Ngingu sapi itu memang bagian dari nafas hidup embah, meskipun ngingu sapi di alam pegunungan kering Gunungkidul sejatinya cukup berat. Abot sanggane. Karena saat musim kering, ketika rumput dan kalanjana di galengan atau dedaunan manding, turi, bahkan munggur atau mahoni pun sudah habis, saat itulah energi dan juga dompet benar-benar terkuras untuk tuku tebon dari daerah ngare. Terkadang sampai adol wedhus buat beli pakan sapi pun dilakukan.
Tetapi, perhitungan embah memang berbeda dengan perhitungan anak-anaknya. Anak-anaknya selalu berhitung dengan pola input-output, hitungan debet-kredit-saldo di atas kertas. Kalau surplus ya DO, kalau minus ya NOT TO DO.
Bagi Embah, ngingu sapi itu bukan perkara matematis untung-rugi mengusahakan peternakan. Ngingu sapi adalah punya celengan rabok yang top markotop buat kebon dan ngalas. Ngingu sapi adalah jagan saat kepentok butuh. Ngingu sapi adalah bagian dari hidup orang perdesaan.
Sapi adalah kawan hidup dan menjadi teman setia embah menjalani hari demi hari dalam suka dan duka. Sementara anak-anaknya yang hidup berpencar di tanah beboronya terkadang tidak bisa merasakan atmosfir kehidupan embah.
Entah mengapa, Si sapi yang tadinya njerum itu kok ya langsung bangun dan bersuara ketika mendengar suara embah mendekati kandang sehabis pulang dari bepergian. Sapi itu kok ya menjadi kalem ketika embah asyik ngobrol dengannya sembari membuatkan komboran makanan dari katul dan dikasih garam krosok itu.
Setelah mbahkung berpulang, anak-anak pun sepakat memberanikan diri nanting mbahti, apakah mau berhenti ngingu sapi atau bagaimana.

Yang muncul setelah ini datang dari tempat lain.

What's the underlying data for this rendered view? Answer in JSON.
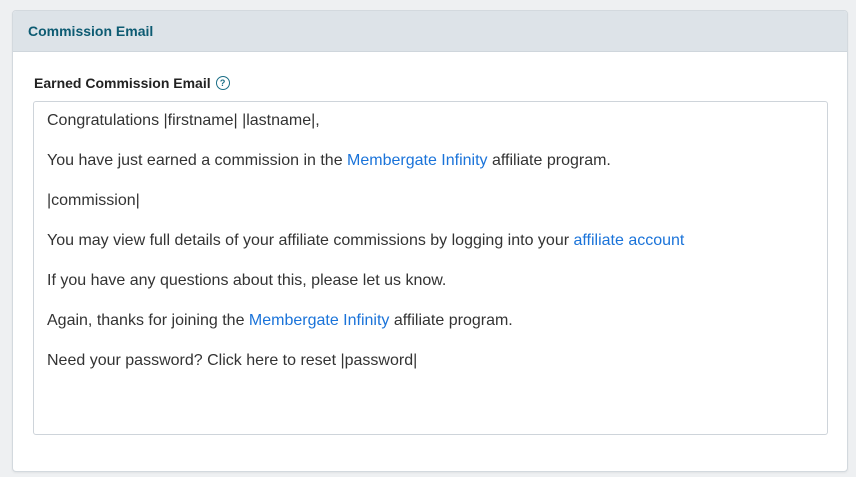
{
  "panel": {
    "title": "Commission Email"
  },
  "field": {
    "label": "Earned Commission Email",
    "help_icon": "question-circle-icon"
  },
  "email_body": {
    "line1": "Congratulations |firstname| |lastname|,",
    "line2_before": "You have just earned a commission in the ",
    "line2_link": "Membergate Infinity",
    "line2_after": " affiliate program.",
    "line3": "|commission|",
    "line4_before": "You may view full details of your affiliate commissions by logging into your ",
    "line4_link": "affiliate account",
    "line5": "If you have any questions about this, please let us know.",
    "line6_before": "Again, thanks for joining the ",
    "line6_link": "Membergate Infinity",
    "line6_after": " affiliate program.",
    "line7": "Need your password? Click here to reset |password|"
  },
  "colors": {
    "header_bg": "#dde3e8",
    "title": "#0d5b72",
    "link": "#1a73d9",
    "text": "#333333"
  }
}
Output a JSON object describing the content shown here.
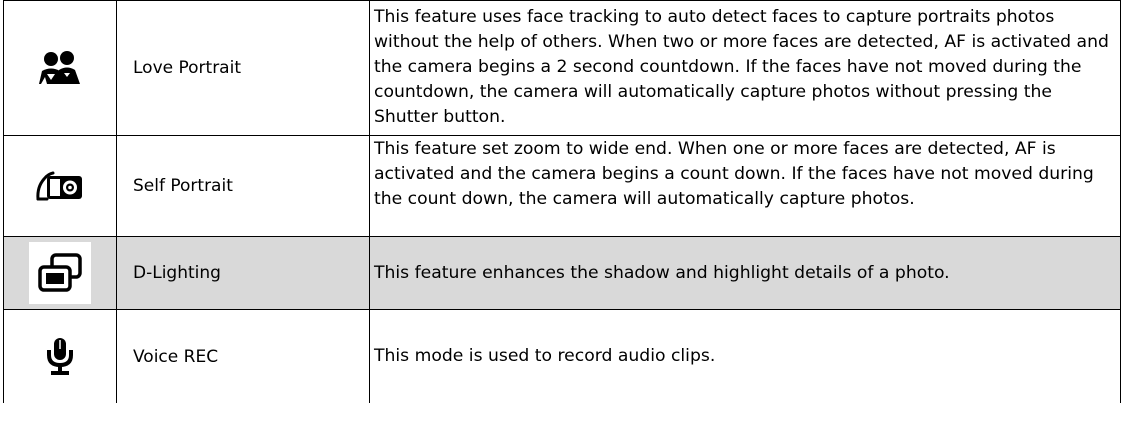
{
  "rows": [
    {
      "icon": "love-portrait-icon",
      "name": "Love Portrait",
      "description": "This feature uses face tracking to auto detect faces to capture portraits photos without the help of others. When two or more faces are detected, AF is activated and the camera begins a 2 second countdown. If the faces have not moved during the countdown, the camera will automatically capture photos without pressing the Shutter button.",
      "shaded": false
    },
    {
      "icon": "self-portrait-icon",
      "name": "Self Portrait",
      "description": "This feature set zoom to wide end. When one or more faces are detected, AF is activated and the camera begins a count down. If the faces have not moved during the count down, the camera will automatically capture photos.",
      "shaded": false
    },
    {
      "icon": "d-lighting-icon",
      "name": "D-Lighting",
      "description": "This feature enhances the shadow and highlight details of a photo.",
      "shaded": true
    },
    {
      "icon": "voice-rec-icon",
      "name": "Voice REC",
      "description": "This mode is used to record audio clips.",
      "shaded": false
    }
  ],
  "colors": {
    "shaded_row": "#d9d9d9",
    "border": "#000000",
    "icon": "#000000"
  }
}
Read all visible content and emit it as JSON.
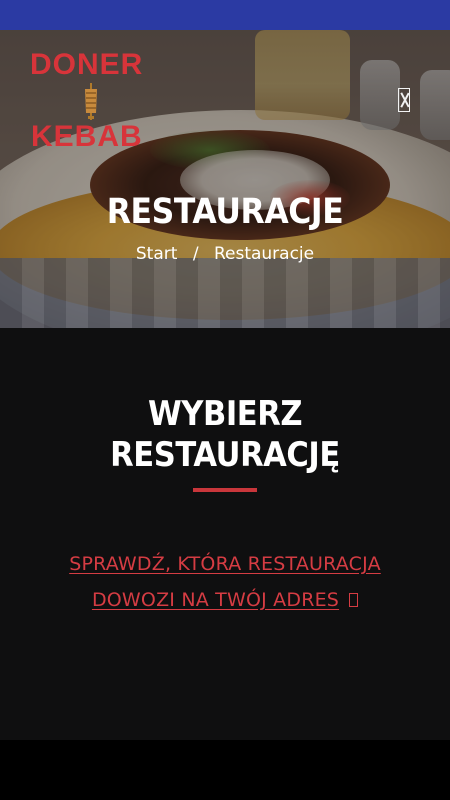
{
  "status_bar": {
    "color": "#2b3aa3"
  },
  "logo": {
    "line1": "DONER",
    "line2": "KEBAB",
    "color": "#d8343a"
  },
  "header": {
    "menu_icon": "menu-icon"
  },
  "hero": {
    "title": "RESTAURACJE",
    "breadcrumb": {
      "items": [
        "Start",
        "Restauracje"
      ],
      "separator": "/"
    }
  },
  "main": {
    "heading_line1": "WYBIERZ",
    "heading_line2": "RESTAURACJĘ",
    "cta_line1": "SPRAWDŹ, KTÓRA RESTAURACJA",
    "cta_line2": "DOWOZI NA TWÓJ ADRES",
    "cta_icon": "external-link-icon",
    "accent_color": "#c9363b"
  }
}
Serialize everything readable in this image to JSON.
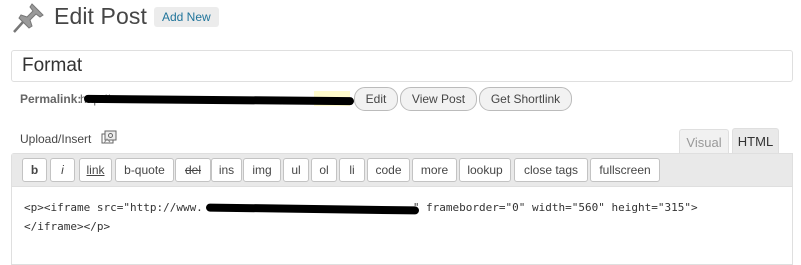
{
  "header": {
    "title": "Edit Post",
    "add_new_label": "Add New",
    "icon": "pushpin-icon"
  },
  "post": {
    "title_value": "Format"
  },
  "permalink": {
    "label": "Permalink:",
    "url_visible": "http://",
    "buttons": {
      "edit": "Edit",
      "view_post": "View Post",
      "get_shortlink": "Get Shortlink"
    }
  },
  "upload": {
    "label": "Upload/Insert",
    "icon": "media-gallery-icon"
  },
  "editor_tabs": {
    "visual": "Visual",
    "html": "HTML",
    "active": "HTML"
  },
  "quicktags": [
    "b",
    "i",
    "link",
    "b-quote",
    "del",
    "ins",
    "img",
    "ul",
    "ol",
    "li",
    "code",
    "more",
    "lookup",
    "close tags",
    "fullscreen"
  ],
  "content": {
    "line1_start": "<p><iframe src=\"http://www.",
    "line1_end": "\" frameborder=\"0\" width=\"560\" height=\"315\">",
    "line2": "</iframe></p>"
  },
  "colors": {
    "link_blue": "#21759b",
    "slug_highlight": "#fffbcc",
    "toolbar_bg": "#e9e9e9",
    "redaction": "#000000"
  }
}
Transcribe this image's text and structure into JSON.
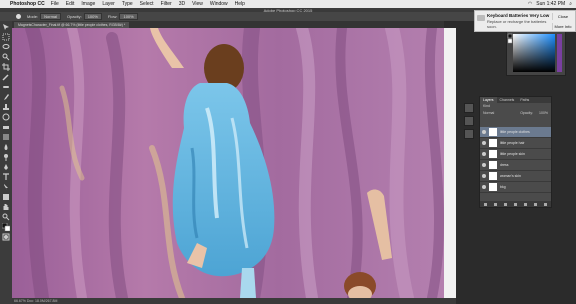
{
  "menubar": {
    "apple_glyph": "",
    "app_name": "Photoshop CC",
    "items": [
      "File",
      "Edit",
      "Image",
      "Layer",
      "Type",
      "Select",
      "Filter",
      "3D",
      "View",
      "Window",
      "Help"
    ],
    "clock": "Sun 1:42 PM"
  },
  "window_title": "Adobe Photoshop CC 2015",
  "options_bar": {
    "mode_label": "Mode:",
    "mode_value": "Normal",
    "opacity_label": "Opacity:",
    "opacity_value": "100%",
    "flow_label": "Flow:",
    "flow_value": "100%"
  },
  "document_tab": "MagnetsCharacter_Final.tif @ 66.7% (little people clothes, RGB/8#) *",
  "status_bar": "66.67%   Doc: 18.0M/267.8M",
  "notification": {
    "title": "Keyboard Batteries Very Low",
    "message": "Replace or recharge the batteries soon.",
    "close_label": "Close",
    "more_label": "More Info"
  },
  "layers_panel": {
    "tabs": [
      "Layers",
      "Channels",
      "Paths"
    ],
    "kind_label": "Kind",
    "blend_mode": "Normal",
    "opacity_label": "Opacity:",
    "opacity_value": "100%",
    "layers": [
      {
        "name": "little people clothes",
        "selected": true
      },
      {
        "name": "little people hair",
        "selected": false
      },
      {
        "name": "little people skin",
        "selected": false
      },
      {
        "name": "dress",
        "selected": false
      },
      {
        "name": "woman's skin",
        "selected": false
      },
      {
        "name": "bkg",
        "selected": false
      }
    ]
  },
  "colors": {
    "accent": "#6b7a8f",
    "fabric": "#a86a9c",
    "dress": "#5fb4dd",
    "hair": "#6a3e1e"
  }
}
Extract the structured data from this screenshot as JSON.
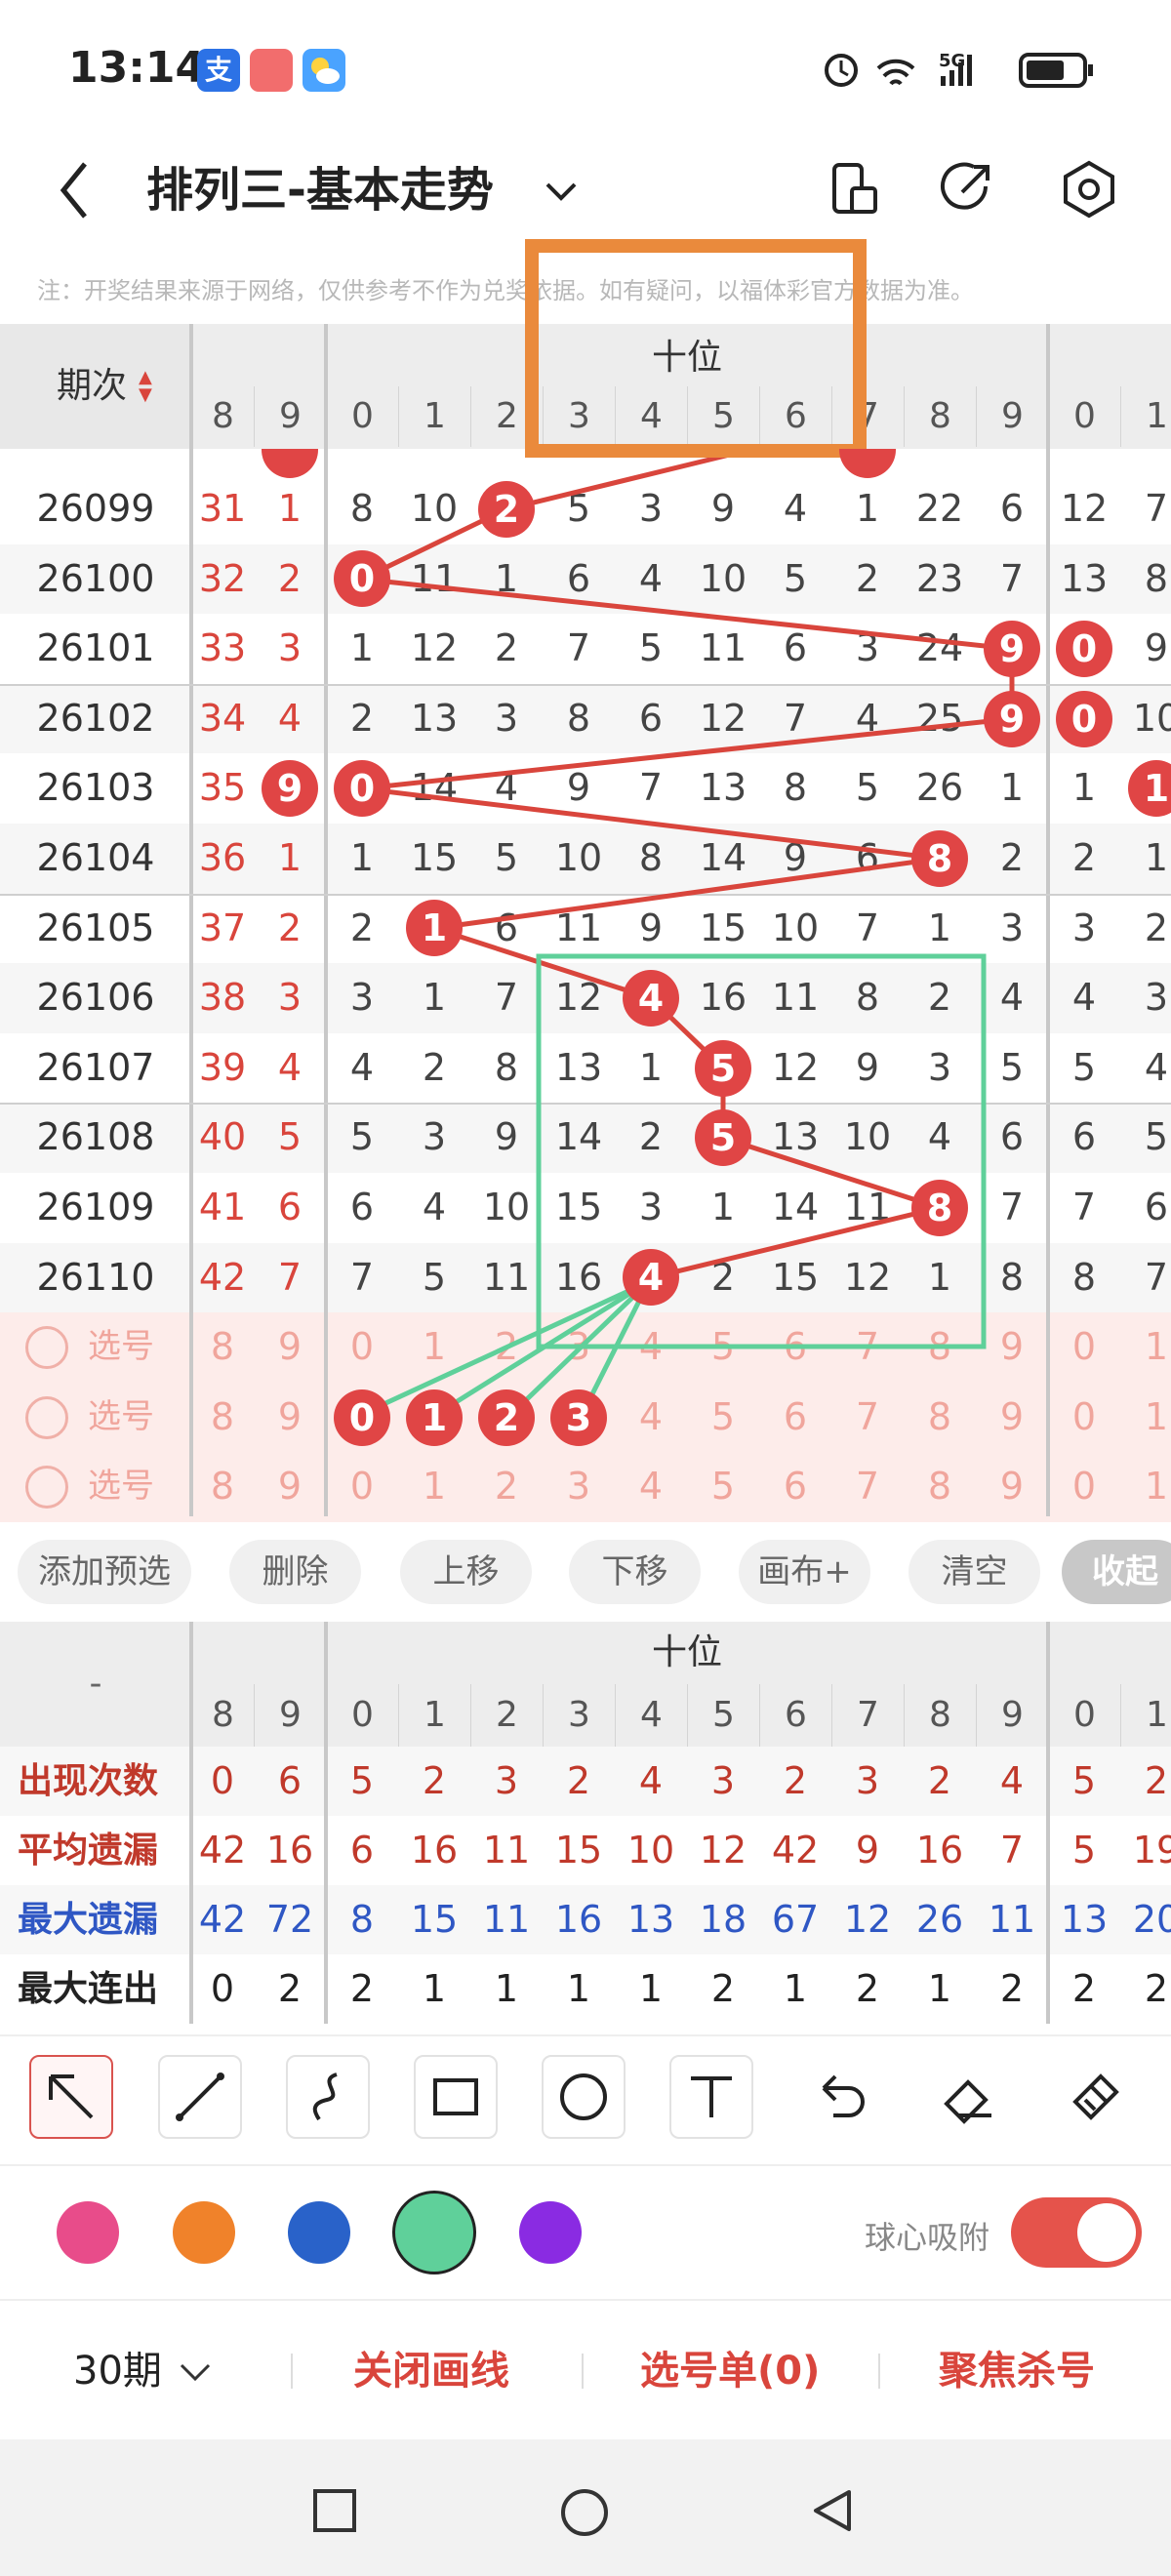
{
  "status": {
    "time": "13:14",
    "network": "5G",
    "apps": [
      "支",
      "",
      ""
    ]
  },
  "header": {
    "title": "排列三-基本走势"
  },
  "note": "注：开奖结果来源于网络，仅供参考不作为兑奖依据。如有疑问，以福体彩官方数据为准。",
  "table": {
    "issue_header": "期次",
    "group_label": "十位",
    "col_digits": [
      "8",
      "9",
      "0",
      "1",
      "2",
      "3",
      "4",
      "5",
      "6",
      "7",
      "8",
      "9",
      "0",
      "1"
    ],
    "rows": [
      {
        "issue": "26099",
        "cells": [
          "31",
          "1",
          "8",
          "10",
          "2",
          "5",
          "3",
          "9",
          "4",
          "1",
          "22",
          "6",
          "12",
          "7"
        ],
        "hit": [
          4
        ]
      },
      {
        "issue": "26100",
        "cells": [
          "32",
          "2",
          "0",
          "11",
          "1",
          "6",
          "4",
          "10",
          "5",
          "2",
          "23",
          "7",
          "13",
          "8"
        ],
        "hit": [
          2
        ]
      },
      {
        "issue": "26101",
        "cells": [
          "33",
          "3",
          "1",
          "12",
          "2",
          "7",
          "5",
          "11",
          "6",
          "3",
          "24",
          "9",
          "0",
          "9"
        ],
        "hit": [
          11,
          12
        ]
      },
      {
        "issue": "26102",
        "cells": [
          "34",
          "4",
          "2",
          "13",
          "3",
          "8",
          "6",
          "12",
          "7",
          "4",
          "25",
          "9",
          "0",
          "10"
        ],
        "hit": [
          11,
          12
        ]
      },
      {
        "issue": "26103",
        "cells": [
          "35",
          "9",
          "0",
          "14",
          "4",
          "9",
          "7",
          "13",
          "8",
          "5",
          "26",
          "1",
          "1",
          "1"
        ],
        "hit": [
          1,
          2,
          13
        ]
      },
      {
        "issue": "26104",
        "cells": [
          "36",
          "1",
          "1",
          "15",
          "5",
          "10",
          "8",
          "14",
          "9",
          "6",
          "8",
          "2",
          "2",
          "1"
        ],
        "hit": [
          10
        ]
      },
      {
        "issue": "26105",
        "cells": [
          "37",
          "2",
          "2",
          "1",
          "6",
          "11",
          "9",
          "15",
          "10",
          "7",
          "1",
          "3",
          "3",
          "2"
        ],
        "hit": [
          3
        ]
      },
      {
        "issue": "26106",
        "cells": [
          "38",
          "3",
          "3",
          "1",
          "7",
          "12",
          "4",
          "16",
          "11",
          "8",
          "2",
          "4",
          "4",
          "3"
        ],
        "hit": [
          6
        ]
      },
      {
        "issue": "26107",
        "cells": [
          "39",
          "4",
          "4",
          "2",
          "8",
          "13",
          "1",
          "5",
          "12",
          "9",
          "3",
          "5",
          "5",
          "4"
        ],
        "hit": [
          7
        ]
      },
      {
        "issue": "26108",
        "cells": [
          "40",
          "5",
          "5",
          "3",
          "9",
          "14",
          "2",
          "5",
          "13",
          "10",
          "4",
          "6",
          "6",
          "5"
        ],
        "hit": [
          7
        ]
      },
      {
        "issue": "26109",
        "cells": [
          "41",
          "6",
          "6",
          "4",
          "10",
          "15",
          "3",
          "1",
          "14",
          "11",
          "8",
          "7",
          "7",
          "6"
        ],
        "hit": [
          10
        ]
      },
      {
        "issue": "26110",
        "cells": [
          "42",
          "7",
          "7",
          "5",
          "11",
          "16",
          "4",
          "2",
          "15",
          "12",
          "1",
          "8",
          "8",
          "7"
        ],
        "hit": [
          6
        ]
      }
    ],
    "select_label": "选号",
    "select_rows": [
      {
        "cells": [
          "8",
          "9",
          "0",
          "1",
          "2",
          "3",
          "4",
          "5",
          "6",
          "7",
          "8",
          "9",
          "0",
          "1"
        ],
        "picked": []
      },
      {
        "cells": [
          "8",
          "9",
          "0",
          "1",
          "2",
          "3",
          "4",
          "5",
          "6",
          "7",
          "8",
          "9",
          "0",
          "1"
        ],
        "picked": [
          2,
          3,
          4,
          5
        ]
      },
      {
        "cells": [
          "8",
          "9",
          "0",
          "1",
          "2",
          "3",
          "4",
          "5",
          "6",
          "7",
          "8",
          "9",
          "0",
          "1"
        ],
        "picked": []
      }
    ]
  },
  "actions": [
    "添加预选",
    "删除",
    "上移",
    "下移",
    "画布+",
    "清空",
    "收起"
  ],
  "stats": {
    "corner": "-",
    "group_label": "十位",
    "col_digits": [
      "8",
      "9",
      "0",
      "1",
      "2",
      "3",
      "4",
      "5",
      "6",
      "7",
      "8",
      "9",
      "0",
      "1"
    ],
    "rows": [
      {
        "label": "出现次数",
        "color": "#c0392b",
        "values": [
          "0",
          "6",
          "5",
          "2",
          "3",
          "2",
          "4",
          "3",
          "2",
          "3",
          "2",
          "4",
          "5",
          "2"
        ]
      },
      {
        "label": "平均遗漏",
        "color": "#c0392b",
        "values": [
          "42",
          "16",
          "6",
          "16",
          "11",
          "15",
          "10",
          "12",
          "42",
          "9",
          "16",
          "7",
          "5",
          "19"
        ]
      },
      {
        "label": "最大遗漏",
        "color": "#2f57c4",
        "values": [
          "42",
          "72",
          "8",
          "15",
          "11",
          "16",
          "13",
          "18",
          "67",
          "12",
          "26",
          "11",
          "13",
          "20"
        ]
      },
      {
        "label": "最大连出",
        "color": "#222222",
        "values": [
          "0",
          "2",
          "2",
          "1",
          "1",
          "1",
          "1",
          "2",
          "1",
          "2",
          "1",
          "2",
          "2",
          "2"
        ]
      }
    ]
  },
  "tools": [
    "select-arrow",
    "line",
    "curve",
    "rectangle",
    "circle",
    "text",
    "undo",
    "eraser",
    "clear-brush"
  ],
  "colors": [
    "#e84c8a",
    "#f0822a",
    "#2962c9",
    "#5fd09a",
    "#8a2be2"
  ],
  "snap_label": "球心吸附",
  "snap_on": true,
  "bottom": {
    "period": "30期",
    "close_draw": "关闭画线",
    "pick_list": "选号单(0)",
    "focus_kill": "聚焦杀号"
  }
}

“Eee, ora Le. Wis pirang-pirang tahun sapi neng kandang kuwi ngancani uripku lan bapakmu. Aku isih kuat. Kepriye wae aku tetep neruske ngingu sapi,” ujar Mbahti.
Waktu terus berjalan, sampai suatu saat, babon simmetal itu pun telah melahirkan 5 pedhet. Berkah tak terduga, babon simmetal itu terakhir melahirkan pedhet kembar. Mbahti masih mengikuti pesan para simbah terdahulu, sapi yang melahirkan pedhet kembar harus segera dicarikan majikan baru setelah si pedhet kembar waktunya disapih.
Berbarengan acara tradisi bersih kali di kampung, Mbahti tak lupa juga sempat membuat mong-mong atau nasi-lauk kenduri buat sarana kami dan tetangga tepung brubuh mengucap syukur kepadaNya atas berkah kesehatan si babon dan pedhet kembarnya.